The above excerpt is a shortened version of an auto/ethnographic vignette taken from my PhD thesis which explored the subculture of strongwoman – a strength sport that along with its male counterpart, strongman, are also known as strength athletics. Whilst strongwoman is, by its very nature, a competitive and performance-based sport, the findings of this study demonstrated the range of ways that competitors ‘stumbled’ into the sport – the majority of which had health-seeking, rather than performance-based, origins.

This was certainly true for me, as someone who had started casually strength training for its associated health benefits, but had stumbled, fell and got swept away by the drive for continual performance improvement. And whilst my PhD study specifically explored what this meant for those taking part in strongwoman, the bigger questions I believe it poses are: what is the place of performance goals and behaviours in health and fitness culture? And how can they be used in a way that promotes overall health, rather than just physical fitness?
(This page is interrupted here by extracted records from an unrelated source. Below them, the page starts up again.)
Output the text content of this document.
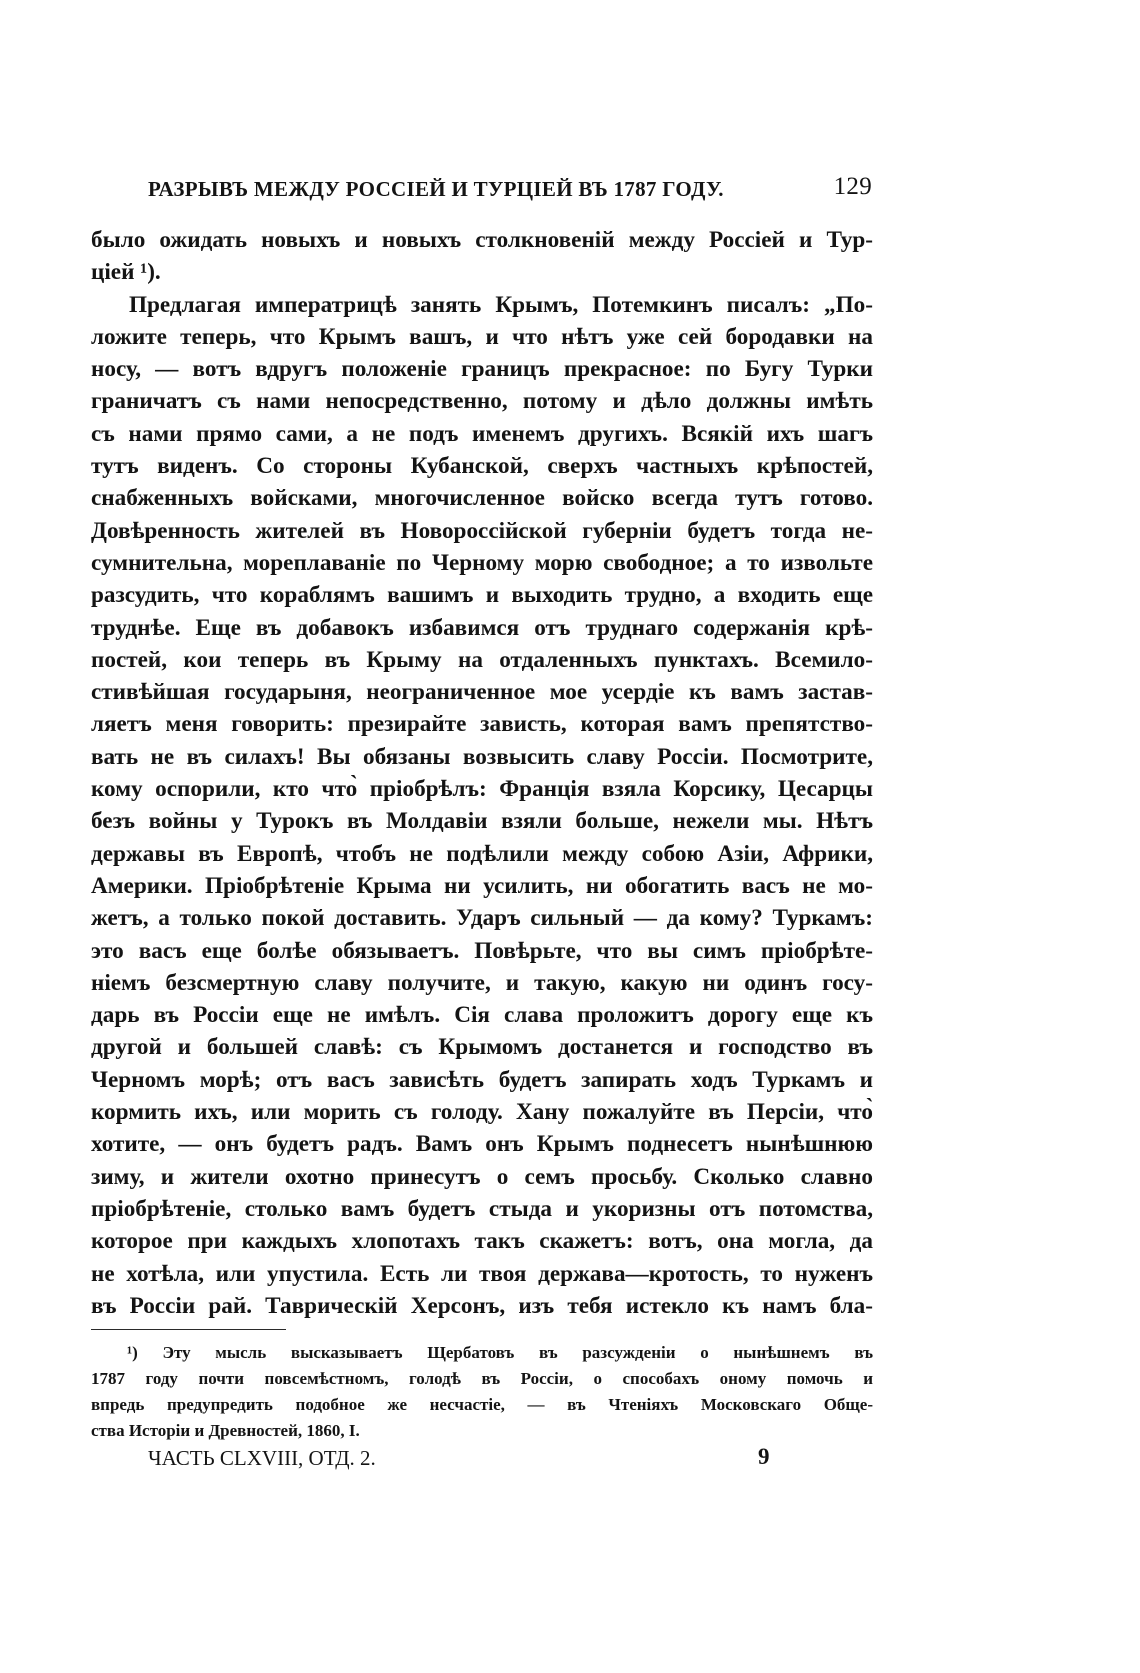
РАЗРЫВЪ МЕЖДУ РОССІЕЙ И ТУРЦІЕЙ ВЪ 1787 ГОДУ.	129
было ожидать новыхъ и новыхъ столкновеній между Россіей и Тур-
ціей ¹).
Предлагая императрицѣ занять Крымъ, Потемкинъ писалъ: „По-
ложите теперь, что Крымъ вашъ, и что нѣтъ уже сей бородавки на
носу, — вотъ вдругъ положеніе границъ прекрасное: по Бугу Турки
граничатъ съ нами непосредственно, потому и дѣло должны имѣть
съ нами прямо сами, а не подъ именемъ другихъ. Всякій ихъ шагъ
тутъ виденъ. Со стороны Кубанской, сверхъ частныхъ крѣпостей,
снабженныхъ войсками, многочисленное войско всегда тутъ готово.
Довѣренность жителей въ Новороссійской губерніи будетъ тогда не-
сумнительна, мореплаваніе по Черному морю свободное; а то извольте
разсудить, что кораблямъ вашимъ и выходить трудно, а входить еще
труднѣе. Еще въ добавокъ избавимся отъ труднаго содержанія крѣ-
постей, кои теперь въ Крыму на отдаленныхъ пунктахъ. Всемило-
стивѣйшая государыня, неограниченное мое усердіе къ вамъ застав-
ляетъ меня говорить: презирайте зависть, которая вамъ препятство-
вать не въ силахъ! Вы обязаны возвысить славу Россіи. Посмотрите,
кому оспорили, кто что̀ пріобрѣлъ: Франція взяла Корсику, Цесарцы
безъ войны у Турокъ въ Молдавіи взяли больше, нежели мы. Нѣтъ
державы въ Европѣ, чтобъ не подѣлили между собою Азіи, Африки,
Америки. Пріобрѣтеніе Крыма ни усилить, ни обогатить васъ не мо-
жетъ, а только покой доставить. Ударъ сильный — да кому? Туркамъ:
это васъ еще болѣе обязываетъ. Повѣрьте, что вы симъ пріобрѣте-
ніемъ безсмертную славу получите, и такую, какую ни одинъ госу-
дарь въ Россіи еще не имѣлъ. Сія слава проложитъ дорогу еще къ
другой и большей славѣ: съ Крымомъ достанется и господство въ
Черномъ морѣ; отъ васъ зависѣть будетъ запирать ходъ Туркамъ и
кормить ихъ, или морить съ голоду. Хану пожалуйте въ Персіи, что̀
хотите, — онъ будетъ радъ. Вамъ онъ Крымъ поднесетъ нынѣшнюю
зиму, и жители охотно принесутъ о семъ просьбу. Сколько славно
пріобрѣтеніе, столько вамъ будетъ стыда и укоризны отъ потомства,
которое при каждыхъ хлопотахъ такъ скажетъ: вотъ, она могла, да
не хотѣла, или упустила. Есть ли твоя держава—кротость, то нуженъ
въ Россіи рай. Таврическій Херсонъ, изъ тебя истекло къ намъ бла-
¹) Эту мысль высказываетъ Щербатовъ въ разсужденіи о нынѣшнемъ въ
1787 году почти повсемѣстномъ, голодѣ въ Россіи, о способахъ оному помочь и
впредь предупредить подобное же несчастіе, — въ Чтеніяхъ Московскаго Обще-
ства Исторіи и Древностей, 1860, I.
ЧАСТЬ CLXVIII, ОТД. 2.	9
Because when I read the excerpt above – I don’t see health. But at the time I was firmly entrenched in my belief that my behaviour was about bettering my health AND my performance – that the two were one and the same. Of course, there is a great deal of overlap – increased physical fitness is considered a measurable attribute that supports health, but the two are not synonymous. A holistic view of health includes mental and social-wellbeing, not just the physical – but these components of health can be sacrificed in the pursuit of high-performance, as this second auto/ethnographic excerpt from my PhD suggests:

Do you want to go the pub to watch the football tonight? - a simple question, you might think. But amid my progression as a competing strongwoman questions such as this one would send me into a spiral of agonising deliberation that ultimately always left me unhappy with my decision, whatever that was. A glance in the mirror and a reminder of my discontent with my body, or a scroll through Instagram dominated by posts showing other competitors training hard and eating well, would often be enough to convince me to stay at home. But the frustration, loneliness, and the pain of feeling left out when I chose not to go out with my friends would often leave me in tears. But this is what it takes right? You don’t get better if you don’t put the work in.
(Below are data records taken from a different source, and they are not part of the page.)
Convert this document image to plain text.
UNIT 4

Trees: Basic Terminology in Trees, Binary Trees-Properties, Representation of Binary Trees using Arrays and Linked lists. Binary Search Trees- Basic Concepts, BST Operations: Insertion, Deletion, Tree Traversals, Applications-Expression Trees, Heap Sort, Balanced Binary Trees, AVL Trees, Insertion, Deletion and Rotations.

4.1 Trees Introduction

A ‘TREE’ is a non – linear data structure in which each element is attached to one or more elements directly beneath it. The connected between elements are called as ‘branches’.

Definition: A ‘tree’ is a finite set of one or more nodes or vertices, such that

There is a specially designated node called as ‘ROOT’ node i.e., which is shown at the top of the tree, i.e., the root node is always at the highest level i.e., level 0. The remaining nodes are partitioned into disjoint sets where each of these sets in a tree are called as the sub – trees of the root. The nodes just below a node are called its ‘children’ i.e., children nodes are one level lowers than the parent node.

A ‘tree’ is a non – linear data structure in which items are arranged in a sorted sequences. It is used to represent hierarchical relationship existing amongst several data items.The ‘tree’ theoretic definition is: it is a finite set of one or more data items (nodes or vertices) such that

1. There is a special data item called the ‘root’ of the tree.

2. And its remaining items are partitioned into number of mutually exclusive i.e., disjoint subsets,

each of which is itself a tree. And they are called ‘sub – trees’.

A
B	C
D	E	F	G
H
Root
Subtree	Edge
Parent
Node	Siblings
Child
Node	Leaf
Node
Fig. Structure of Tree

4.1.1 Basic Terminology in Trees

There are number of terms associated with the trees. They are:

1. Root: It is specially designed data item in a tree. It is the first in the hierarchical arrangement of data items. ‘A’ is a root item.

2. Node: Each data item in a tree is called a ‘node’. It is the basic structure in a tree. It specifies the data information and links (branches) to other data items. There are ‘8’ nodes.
In my applied work as a qualified personal trainer and sport and exercise psychologist in training, I see this conflation of health and performance behaviours regularly across fitness contexts. Whilst some thrive on the sense of purpose performance goals can provide, others are left feeling frustrated, despondent, and sometimes believing that they ‘aren’t an exercise person’ because they can’t and/or are not willing to make such sacrifice to other areas of life that performance-seeking behaviours require. Behaviours that they have been led to believe are integral to health – in turn perpetuating an all or nothing mentality towards exercise (and fitness) that has invalidated their non-high-performance seeking activity and exercise endeavours.

So at what point does a focus on continued performance improvement lead to a detriment in overall health? And how can we, as health and fitness professionals, critically engage with those we work with to ascertain the appropriateness, relevance, and healthiness of performance goals and behaviours on an individual basis? Some food for thought!